中国駐在のオーストラリアジャーナリスト2人が先週、北京当局に拘束される危険性を感じ、オーストラリア領事館に避難しました。交渉の末、2人は8日、無事オーストラリアに帰国しましたが、オーストラリアと中国の関係はさらに悪化すると見られています。

オーストラリア放送協会(ABC)の駐北京記者、ビル・バートルズ(Bill Birtles)氏とオーストラリア経済紙「オーストラリアン・ファイナンシャル・レヴュー(Australian Financial Review,AFR)」の駐上海記者、マイケル・スミス(Mike Smith)氏が8日、外交関係者に付き添われ、無事シドニーに到着しました。

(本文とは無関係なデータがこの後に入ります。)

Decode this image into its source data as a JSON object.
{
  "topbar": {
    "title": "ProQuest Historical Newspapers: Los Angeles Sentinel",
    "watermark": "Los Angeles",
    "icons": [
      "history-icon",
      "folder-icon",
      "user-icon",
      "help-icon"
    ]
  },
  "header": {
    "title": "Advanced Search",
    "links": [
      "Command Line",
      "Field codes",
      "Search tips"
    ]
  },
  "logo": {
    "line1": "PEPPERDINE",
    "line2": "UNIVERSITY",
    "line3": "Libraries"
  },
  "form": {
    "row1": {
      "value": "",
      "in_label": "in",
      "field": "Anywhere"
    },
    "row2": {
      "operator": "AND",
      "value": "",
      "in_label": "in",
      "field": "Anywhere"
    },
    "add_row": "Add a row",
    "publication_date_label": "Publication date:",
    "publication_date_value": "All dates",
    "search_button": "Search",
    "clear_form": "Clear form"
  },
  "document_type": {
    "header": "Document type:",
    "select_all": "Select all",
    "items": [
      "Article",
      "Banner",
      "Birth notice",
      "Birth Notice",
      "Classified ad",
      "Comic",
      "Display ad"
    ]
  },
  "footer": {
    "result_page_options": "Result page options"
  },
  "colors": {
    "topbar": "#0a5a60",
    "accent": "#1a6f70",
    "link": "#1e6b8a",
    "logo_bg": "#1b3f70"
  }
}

ペイン外相は、オーストラリア外務省の協力で、二人の記者が無事帰国できたと述べました。

豪州 マリズ・ペイン 外相
「外務省の協力で、オーストラリア人ジャーナリスト2名が本日無事帰国することができた」

ペイン外相は、北京当局に拘束されているCGTNのキャスター、成蕾(チェン・レイ)氏についても注目していると述べました。

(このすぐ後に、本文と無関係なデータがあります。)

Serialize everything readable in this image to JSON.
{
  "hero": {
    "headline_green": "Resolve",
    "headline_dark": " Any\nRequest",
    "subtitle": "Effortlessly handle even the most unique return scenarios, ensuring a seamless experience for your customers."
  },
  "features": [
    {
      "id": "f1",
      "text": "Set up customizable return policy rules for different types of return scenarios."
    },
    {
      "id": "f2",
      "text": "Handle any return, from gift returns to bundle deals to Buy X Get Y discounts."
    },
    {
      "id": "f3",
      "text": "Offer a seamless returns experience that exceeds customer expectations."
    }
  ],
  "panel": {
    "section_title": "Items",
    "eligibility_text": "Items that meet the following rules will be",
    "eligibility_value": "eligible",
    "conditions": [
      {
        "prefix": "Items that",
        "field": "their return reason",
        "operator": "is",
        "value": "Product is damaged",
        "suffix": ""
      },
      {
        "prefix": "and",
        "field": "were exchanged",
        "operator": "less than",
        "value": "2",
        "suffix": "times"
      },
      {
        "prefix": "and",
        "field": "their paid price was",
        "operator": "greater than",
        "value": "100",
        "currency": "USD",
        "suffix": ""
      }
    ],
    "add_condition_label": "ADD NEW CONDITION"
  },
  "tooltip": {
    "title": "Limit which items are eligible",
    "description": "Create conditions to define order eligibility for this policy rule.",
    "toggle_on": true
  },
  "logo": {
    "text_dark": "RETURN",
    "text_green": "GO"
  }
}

ABCのジャーナリスト、ビル・バートルズ氏は、真の法治国家に戻ってこられてほっとしたと述べました。

ABCのジャーナリスト、ビル・バートルズ氏
「やむなくこのような状況で離れたが、非常に失望している。真の法治国家に戻って来られたことは一種の解脱だ」

バートルズ氏によると、外務省から出国の警告を受けて9月3日に帰国を予定していた所、前日の深夜に北京の国家安全部の警官7人が彼の自宅を訪れ、出国禁止を伝えたといいます。

ABCのジャーナリスト、ビル・バートルズ氏
「彼らにとっても緊急事態だっただろう。夜中に私の玄関に7人が来て、国家安全保障上の件に巻き込まれたと私に伝えた。彼らは明日午後に電話で面談を手配すると言った。さらなる問題が待っているのは明らかだ」

翌日の事情聴取では、国家安全部の警官から、中豪関係、中共当局のオーストラリア人の拘束についてどう思うか、香港の国家安全維持法について報道したのかなどを聞かれたといいます。

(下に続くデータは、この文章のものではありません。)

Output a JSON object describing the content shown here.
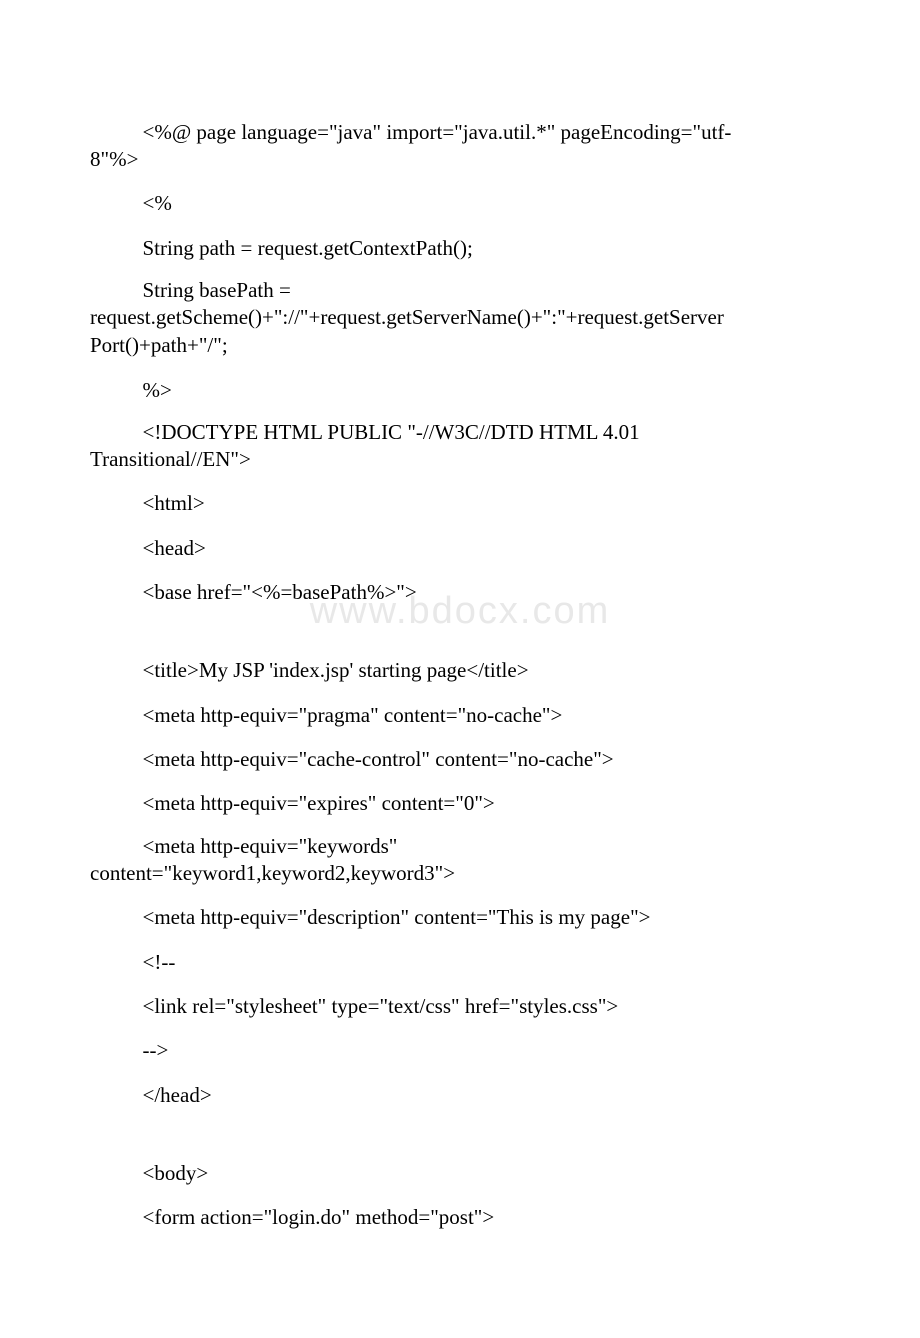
{
  "watermark": "www.bdocx.com",
  "lines": {
    "l1a": "<%@ page language=\"java\" import=\"java.util.*\" pageEncoding=\"utf-",
    "l1b": "8\"%>",
    "l2": "<%",
    "l3": "String path = request.getContextPath();",
    "l4a": "String basePath =",
    "l4b": "request.getScheme()+\"://\"+request.getServerName()+\":\"+request.getServer",
    "l4c": "Port()+path+\"/\";",
    "l5": "%>",
    "l6a": "<!DOCTYPE HTML PUBLIC \"-//W3C//DTD HTML 4.01",
    "l6b": "Transitional//EN\">",
    "l7": "<html>",
    "l8": " <head>",
    "l9": " <base href=\"<%=basePath%>\">",
    "l10": " <title>My JSP 'index.jsp' starting page</title>",
    "l11": " <meta http-equiv=\"pragma\" content=\"no-cache\">",
    "l12": " <meta http-equiv=\"cache-control\" content=\"no-cache\">",
    "l13": " <meta http-equiv=\"expires\" content=\"0\">",
    "l14a": " <meta http-equiv=\"keywords\"",
    "l14b": "content=\"keyword1,keyword2,keyword3\">",
    "l15": " <meta http-equiv=\"description\" content=\"This is my page\">",
    "l16": " <!--",
    "l17": " <link rel=\"stylesheet\" type=\"text/css\" href=\"styles.css\">",
    "l18": " -->",
    "l19": " </head>",
    "l20": " <body>",
    "l21": "<form action=\"login.do\" method=\"post\">"
  }
}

「オーストラリアン・ファイナンシャル・レヴュー(AFR)」は、二人は中共国家安全部からCGTNキャスターの成蕾(チェン・レイ)氏に関する内容を聞かれたと報じました。

オーストラリア籍の成蕾(チェン・レイ)氏は、中共の海外向け英語放送CGTNのビジネスニュース番組のキャスターを務めていますが、8月中旬から北京当局に拘束されています。拘束理由について当局はずっと沈黙していましたが、8日の記者会見で、中共外交部の趙立堅報道官は「チェン氏が中国の国家安全を脅かす犯罪行為を働いた疑いがある」と述べました。

ABCのニュース・ディレクターのゲーベン・モリス(Gaven Morris)氏は、安全が保障された状況で、依然として中国にジャーナリストを派遣すると示しました。

ジャーナリストの拘束によって、悪化が続いている中豪関係にさらに拍車がかかるだろうと外界は見ています。

今年5月、オーストラリア政府は中共ウイルスの発生源や感染拡大に関して独立調査を行うよう国際社会に呼びかけました。これを受け、中共当局は豪州産の牛肉の輸入禁止や大麦に80%の追加関税、ワインの反ダンピング調査など、様々な報復措置を講じています。

ペイン外相は8日、7月に更新した中国への渡航情報は依然として有効であり、オーストラリア人は中国で「恣意的に拘束される危険性がある」と警告しました。